INDIVIDUAL DIFFERENCES IN FRONTAL/BASAL-GANGLIA STRUCTURES AS PREDICTORS OF PERFORMANCE IN HEALTHY AGING: ON THE INTERPLAY BETWEEN MOTOR CONTROL AND COGNITION
Oron Levin – Movement Control and Neuroplasticity Research Group, Department of Kinesiology, Group Biomedical Sciences, KU Leuven, Heverlee, Belgium
Abstract: The associations between age-related differences in motor performance and individual changes in brainʼs structural integrity were examine in healthy older adults. Structural MRI (T1-weighted images) were collected from 35 young and 30 older adults who underwent a battery of motor tests, including multilimb reaction time task (MULRT) and perturbed balance control tests. With respect to performance on MULRT task (35 young, 30 old adults), observation revealed that: (i) inward deformation (i.e., local atrophy) of the nucleus accumbens and caudate were predictive of longer action selection times in complex conditions, but not in easy task conditions; but (ii) only local atrophy of the left nucleus accumbens predicted performance declines in elderly (Boisgontier et al., 2016). With respect to balance control (30 young, 28 old adults), observations showed that structural changes in regions of the brainstem were the strongest predictor of postural stability: (iii) lower brainstem volume predicted larger center of pressure deviation and higher odds of balance loss. On the contrary (iv), greater basal ganglia volume was associated with more unstable posture (Boisgontier et al., 2017).
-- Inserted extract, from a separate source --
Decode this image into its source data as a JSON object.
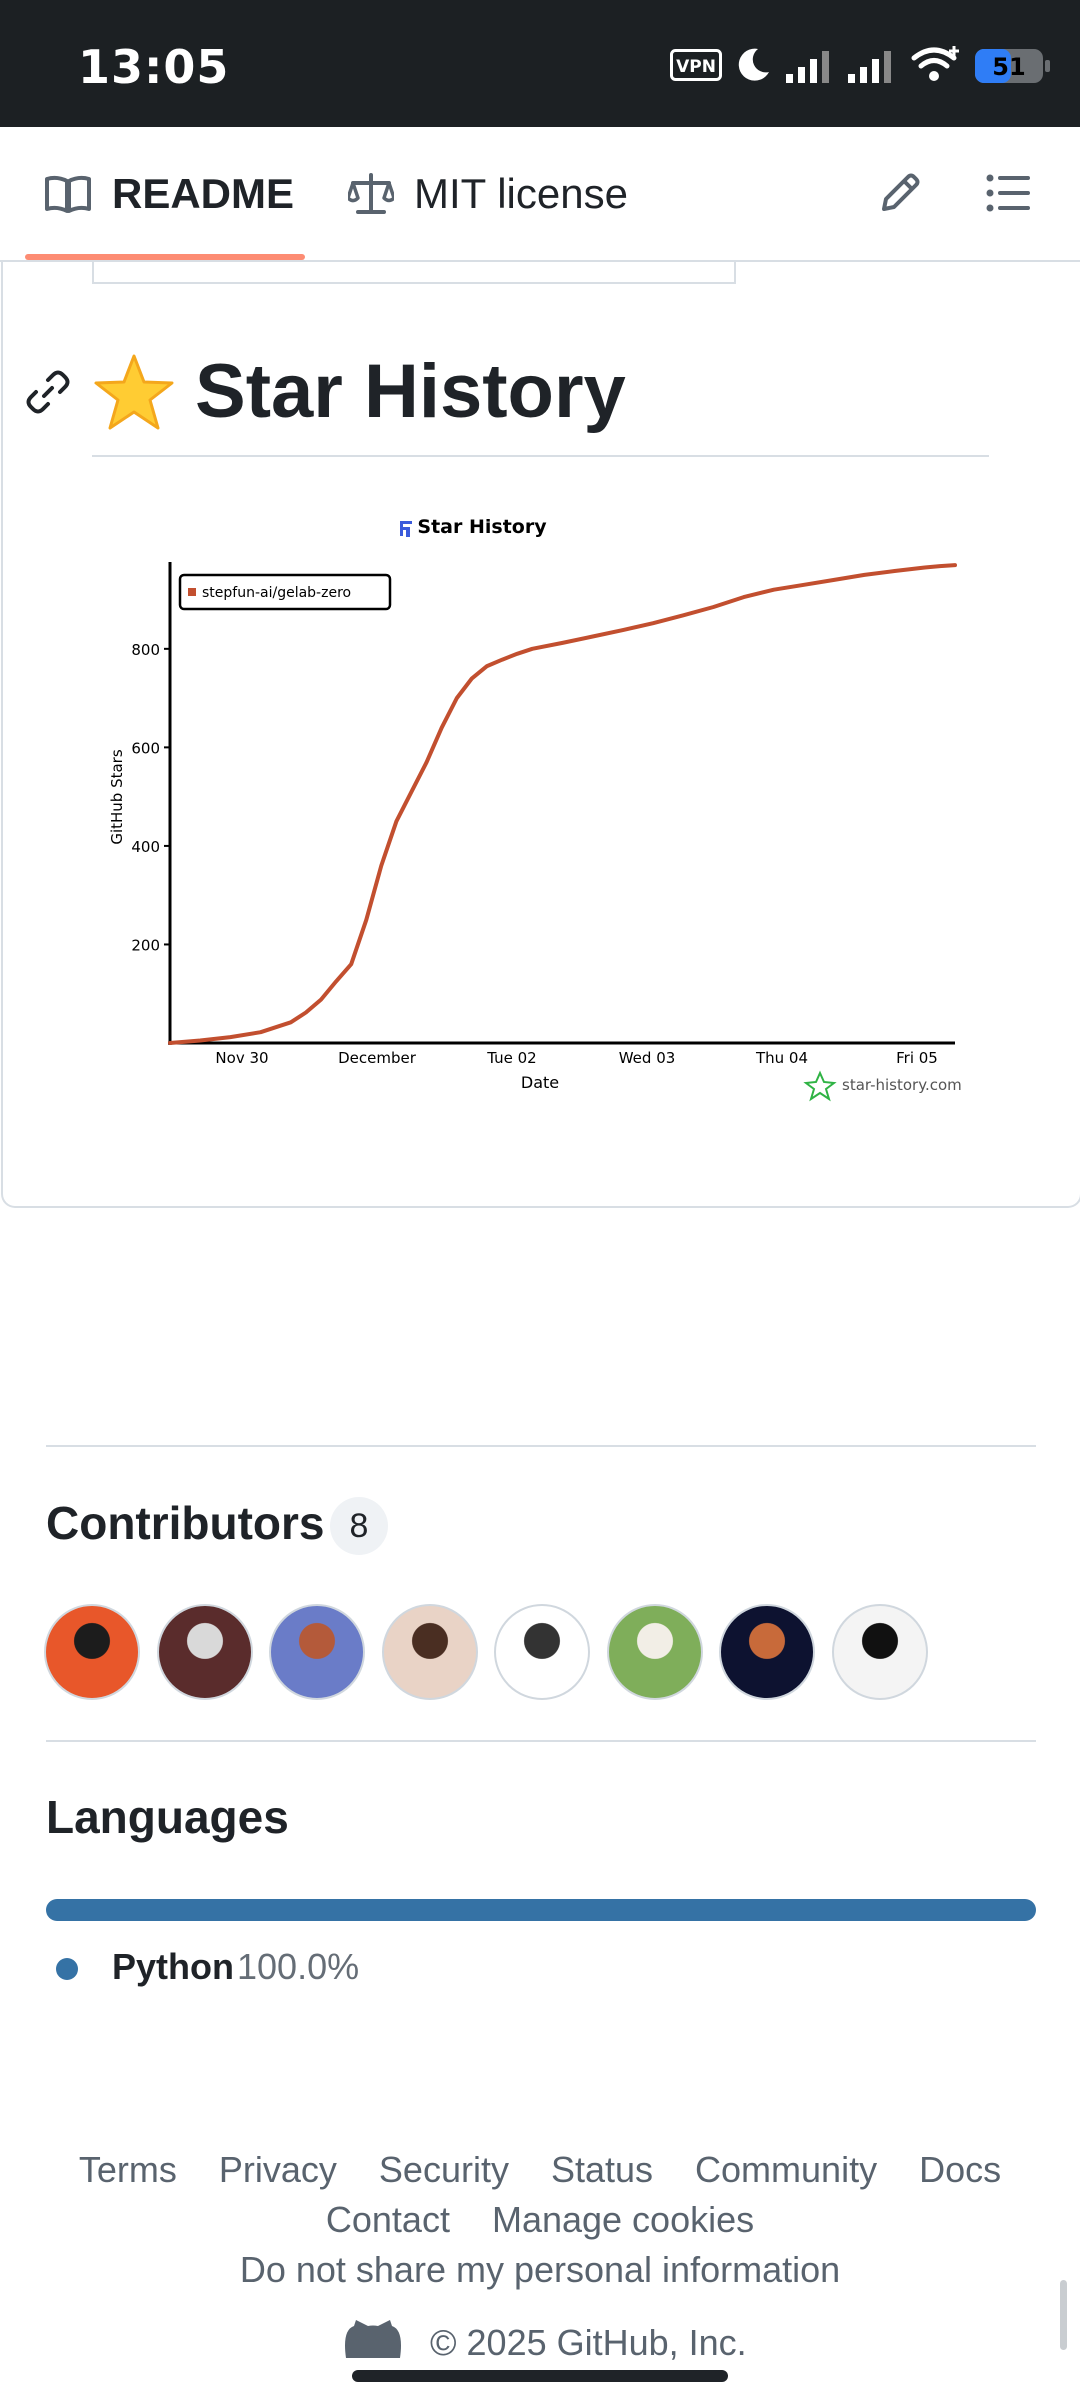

While the associations between morphological changes in basal ganglia and performance may not be generalized across all motor functions, results from the two studies suggest that the relevance of the nucleus accumbens for different aspects of motor control increases with age. It is proposed that damage to the bottleneck underlying interactions between different neurotransmitter systems in the nucleus accumbens seem to be a neurocorrelate of motor performance deficits in healthy aging. Finally, the observations from two studies raise a question about the role of dopaminergic circuitry in the interplay between cognition and motor control.